Although the substantial evidence standard is deferential, it is not trivial. The Court must "'take into account whatever in the record fairly detracts from [the] weight'" of the Commissioner's decision. TNS, Inc. v. NLRB, 296 F.3d 384, 395 (6th Cir. 2002) (quoting Universal Camera Corp. v. NLRB, 340 U.S. 474, 488 (1951)). Nevertheless, "if substantial evidence supports the ALJ's decision, this Court defers to that finding 'even if there is substantial evidence in the record that would have supported an opposite conclusion.'" Blakley v. Comm'r of Soc. Sec., 581 F.3d 399, 406 (6th Cir. 2009) (quoting Key v. Callahan, 109 F.3d 270, 273 (6th Cir. 1997)).

Finally, even if the ALJ's decision meets the substantial evidence standard, "'a decision of the Commissioner will not be upheld where the SSA fails to follow its own regulations and where that error prejudices a claimant on the merits or deprives the claimant of a substantial right.'" Rabbers, 582 F.3d at 651 (quoting Bowen v. Comm'r of Soc. Sec., 478 F.3d 742, 746 (6th Cir. 2007)).

ALJs must consider all medical opinions that they receive when evaluating a claimant's case. 20 C.F.R. § 416.927(c). The applicable regulations define medical opinions as "statements from physicians and psychologists or other acceptable medical sources that reflect judgments about the nature and severity of [a claimant's] impairment(s), including [the claimant's] symptoms, diagnosis and prognosis, what [the claimant] can still do despite impairment(s), and [the claimant's] physical or mental restrictions." 20 C.F.R. § 416.927(a)(2).

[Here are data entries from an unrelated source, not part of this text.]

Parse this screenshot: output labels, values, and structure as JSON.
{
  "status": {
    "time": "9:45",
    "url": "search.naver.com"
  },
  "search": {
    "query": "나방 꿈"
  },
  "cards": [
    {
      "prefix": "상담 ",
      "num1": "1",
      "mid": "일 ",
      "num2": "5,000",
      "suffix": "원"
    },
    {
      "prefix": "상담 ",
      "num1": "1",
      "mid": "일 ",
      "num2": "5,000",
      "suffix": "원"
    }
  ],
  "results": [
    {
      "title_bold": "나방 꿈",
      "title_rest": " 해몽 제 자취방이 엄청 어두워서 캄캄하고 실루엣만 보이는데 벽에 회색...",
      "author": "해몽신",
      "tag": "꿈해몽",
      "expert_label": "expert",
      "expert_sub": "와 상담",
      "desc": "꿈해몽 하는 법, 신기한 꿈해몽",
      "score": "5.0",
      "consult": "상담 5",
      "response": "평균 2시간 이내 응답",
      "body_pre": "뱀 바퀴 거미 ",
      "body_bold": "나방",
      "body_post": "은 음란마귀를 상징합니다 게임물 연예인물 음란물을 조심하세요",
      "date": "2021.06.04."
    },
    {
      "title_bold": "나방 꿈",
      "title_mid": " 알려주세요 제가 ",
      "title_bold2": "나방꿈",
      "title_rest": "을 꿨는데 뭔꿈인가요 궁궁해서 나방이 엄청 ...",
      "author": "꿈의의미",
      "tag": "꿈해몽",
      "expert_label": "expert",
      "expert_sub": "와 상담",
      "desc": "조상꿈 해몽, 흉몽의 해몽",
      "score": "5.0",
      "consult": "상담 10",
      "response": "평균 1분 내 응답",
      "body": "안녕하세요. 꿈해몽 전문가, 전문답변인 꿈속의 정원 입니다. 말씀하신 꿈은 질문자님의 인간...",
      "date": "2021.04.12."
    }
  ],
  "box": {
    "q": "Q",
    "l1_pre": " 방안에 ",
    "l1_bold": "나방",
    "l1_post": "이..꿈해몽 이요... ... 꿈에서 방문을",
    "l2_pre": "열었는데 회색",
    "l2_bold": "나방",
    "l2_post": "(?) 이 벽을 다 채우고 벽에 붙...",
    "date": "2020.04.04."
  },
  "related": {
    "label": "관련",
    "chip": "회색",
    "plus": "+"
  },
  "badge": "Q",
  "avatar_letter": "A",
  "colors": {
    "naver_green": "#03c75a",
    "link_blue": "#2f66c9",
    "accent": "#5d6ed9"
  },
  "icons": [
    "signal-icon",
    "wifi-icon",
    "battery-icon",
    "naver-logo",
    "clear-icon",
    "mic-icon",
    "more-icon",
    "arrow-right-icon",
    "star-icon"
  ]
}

The ALJ generally gives deference to the opinions of a treating source "since these sources are likely to be the medical professionals most able to provide a detailed, longitudinal picture of [a claimant's] medical impairment(s) and may bring a unique perspective to the medical evidence that cannot be obtained from the objective medical findings alone." 20 C.F.R. § 416.927(c)(2); Blakley, 581 F.3d at 408. If the treating source's opinion is "well-supported by medically acceptable clinical and laboratory diagnostic techniques and is not inconsistent with other substantial evidence in [the claimant's] case record, [the ALJ] will give it controlling weight." 20 C.F.R. § 404.1527(c)(2).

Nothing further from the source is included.